Facebook, the world’s most-popular social media platform had its worst security breach till date this month. The breach could have given hackers access to around 50 million accounts, according to the company.
Facebook has reset the logins of the accounts suspected, along with 40 million more accounts as a precautionary measure. Facebook CEO and founder Mark Zuckerberg’s account was also in this list. This is why most users have been asked to re-login to their Facebook accounts on opening their Facebook app or on the web page.
The company is still investigating the damages done by the breach. Zuckerberg posted “We do not yet know whether these accounts were misused but we are continuing to look into this and will update when we learn more.”

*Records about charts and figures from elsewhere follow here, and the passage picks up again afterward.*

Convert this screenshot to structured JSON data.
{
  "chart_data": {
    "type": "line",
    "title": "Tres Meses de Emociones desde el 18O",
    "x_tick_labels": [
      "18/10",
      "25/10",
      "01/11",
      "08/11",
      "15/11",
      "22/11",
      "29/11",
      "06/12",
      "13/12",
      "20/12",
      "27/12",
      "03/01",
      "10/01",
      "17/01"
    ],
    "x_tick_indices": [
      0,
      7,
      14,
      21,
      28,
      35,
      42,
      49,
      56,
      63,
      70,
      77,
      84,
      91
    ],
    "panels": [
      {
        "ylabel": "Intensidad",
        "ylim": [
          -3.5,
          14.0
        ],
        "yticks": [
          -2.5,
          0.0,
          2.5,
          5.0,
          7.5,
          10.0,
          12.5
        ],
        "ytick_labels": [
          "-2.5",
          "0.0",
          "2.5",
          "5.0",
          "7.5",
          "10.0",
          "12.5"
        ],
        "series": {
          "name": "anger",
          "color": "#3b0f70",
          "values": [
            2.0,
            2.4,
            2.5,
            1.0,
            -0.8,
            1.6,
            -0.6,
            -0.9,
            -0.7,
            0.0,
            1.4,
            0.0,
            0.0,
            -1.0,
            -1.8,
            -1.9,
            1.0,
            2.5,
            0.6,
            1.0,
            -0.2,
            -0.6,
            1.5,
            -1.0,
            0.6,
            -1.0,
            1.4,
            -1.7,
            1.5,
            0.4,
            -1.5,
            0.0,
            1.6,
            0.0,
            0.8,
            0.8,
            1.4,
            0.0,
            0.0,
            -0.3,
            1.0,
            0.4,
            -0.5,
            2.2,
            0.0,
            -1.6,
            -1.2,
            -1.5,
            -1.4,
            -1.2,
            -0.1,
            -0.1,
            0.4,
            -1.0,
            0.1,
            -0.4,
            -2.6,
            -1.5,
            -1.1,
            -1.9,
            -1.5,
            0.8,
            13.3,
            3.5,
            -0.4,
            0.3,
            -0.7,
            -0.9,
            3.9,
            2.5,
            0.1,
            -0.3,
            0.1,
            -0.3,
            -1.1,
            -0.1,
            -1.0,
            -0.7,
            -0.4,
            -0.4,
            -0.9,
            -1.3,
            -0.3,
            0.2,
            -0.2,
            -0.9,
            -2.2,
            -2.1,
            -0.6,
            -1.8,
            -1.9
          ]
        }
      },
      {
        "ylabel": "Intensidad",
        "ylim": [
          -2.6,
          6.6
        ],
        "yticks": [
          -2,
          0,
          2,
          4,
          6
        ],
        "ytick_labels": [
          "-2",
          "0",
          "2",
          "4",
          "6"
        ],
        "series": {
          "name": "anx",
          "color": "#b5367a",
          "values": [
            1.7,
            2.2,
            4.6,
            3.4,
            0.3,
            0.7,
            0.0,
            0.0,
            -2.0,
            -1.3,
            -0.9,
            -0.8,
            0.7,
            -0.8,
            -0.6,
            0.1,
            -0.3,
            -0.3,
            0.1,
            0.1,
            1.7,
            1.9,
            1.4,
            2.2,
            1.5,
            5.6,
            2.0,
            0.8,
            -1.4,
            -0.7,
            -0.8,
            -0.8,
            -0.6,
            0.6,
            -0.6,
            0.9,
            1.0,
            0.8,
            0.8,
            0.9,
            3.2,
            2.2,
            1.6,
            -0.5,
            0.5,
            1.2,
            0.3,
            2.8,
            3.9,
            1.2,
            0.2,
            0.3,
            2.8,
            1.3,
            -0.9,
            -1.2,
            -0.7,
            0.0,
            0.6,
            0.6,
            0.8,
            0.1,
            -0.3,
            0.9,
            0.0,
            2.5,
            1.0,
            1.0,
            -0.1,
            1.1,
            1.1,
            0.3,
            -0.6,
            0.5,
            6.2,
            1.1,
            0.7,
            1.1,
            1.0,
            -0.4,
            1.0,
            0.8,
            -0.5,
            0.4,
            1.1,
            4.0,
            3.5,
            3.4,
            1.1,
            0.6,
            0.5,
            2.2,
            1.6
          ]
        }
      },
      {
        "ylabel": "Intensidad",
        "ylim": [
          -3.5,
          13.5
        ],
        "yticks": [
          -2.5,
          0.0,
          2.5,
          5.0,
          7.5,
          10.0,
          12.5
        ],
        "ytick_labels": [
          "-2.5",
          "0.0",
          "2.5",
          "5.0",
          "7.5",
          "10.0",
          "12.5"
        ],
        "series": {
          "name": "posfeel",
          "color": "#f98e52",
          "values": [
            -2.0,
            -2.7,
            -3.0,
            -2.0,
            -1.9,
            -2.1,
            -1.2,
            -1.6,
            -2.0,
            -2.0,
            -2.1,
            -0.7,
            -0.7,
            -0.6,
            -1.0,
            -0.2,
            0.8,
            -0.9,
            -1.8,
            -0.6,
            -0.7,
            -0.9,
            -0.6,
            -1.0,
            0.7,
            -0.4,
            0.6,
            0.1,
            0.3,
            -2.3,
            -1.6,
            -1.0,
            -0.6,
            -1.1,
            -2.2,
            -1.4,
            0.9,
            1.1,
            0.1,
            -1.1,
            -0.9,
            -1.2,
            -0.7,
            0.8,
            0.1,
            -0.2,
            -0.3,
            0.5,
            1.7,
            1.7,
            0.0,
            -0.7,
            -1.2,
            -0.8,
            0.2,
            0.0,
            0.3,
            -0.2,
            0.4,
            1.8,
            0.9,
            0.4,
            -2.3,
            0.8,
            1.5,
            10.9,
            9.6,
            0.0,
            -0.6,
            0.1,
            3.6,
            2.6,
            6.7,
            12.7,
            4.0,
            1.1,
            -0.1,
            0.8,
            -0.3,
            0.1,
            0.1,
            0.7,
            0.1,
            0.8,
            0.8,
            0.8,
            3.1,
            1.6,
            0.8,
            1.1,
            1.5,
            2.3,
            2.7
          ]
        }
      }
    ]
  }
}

The breach took place because of three vulnerabilities. It came into the team’s notice on September 16, and a probe resulted in the discovery of the attack on September 25. Hackers apparently have exploited the combination of the three vulnerabilities. The first being the video uploader not showing in ‘View As’ mode and video uploader incorrectly using the single sign-on functionally to generate an access token with the permissions of the Facebook mobile app. This access generated was “not for you as the viewer, but for the user that you are looking up” according to Guy Rosen, Facebook’s VP of Product Management.
This digital key keeps you logged into Facebook so that every time one logs in without the need to re-enter the password.
What Should I Do?
The company has clarified that no passwords were taken in this security breach. Some experts believe it wouldn’t hurt to do so. Some have advised signing out of all devices and re-logging in.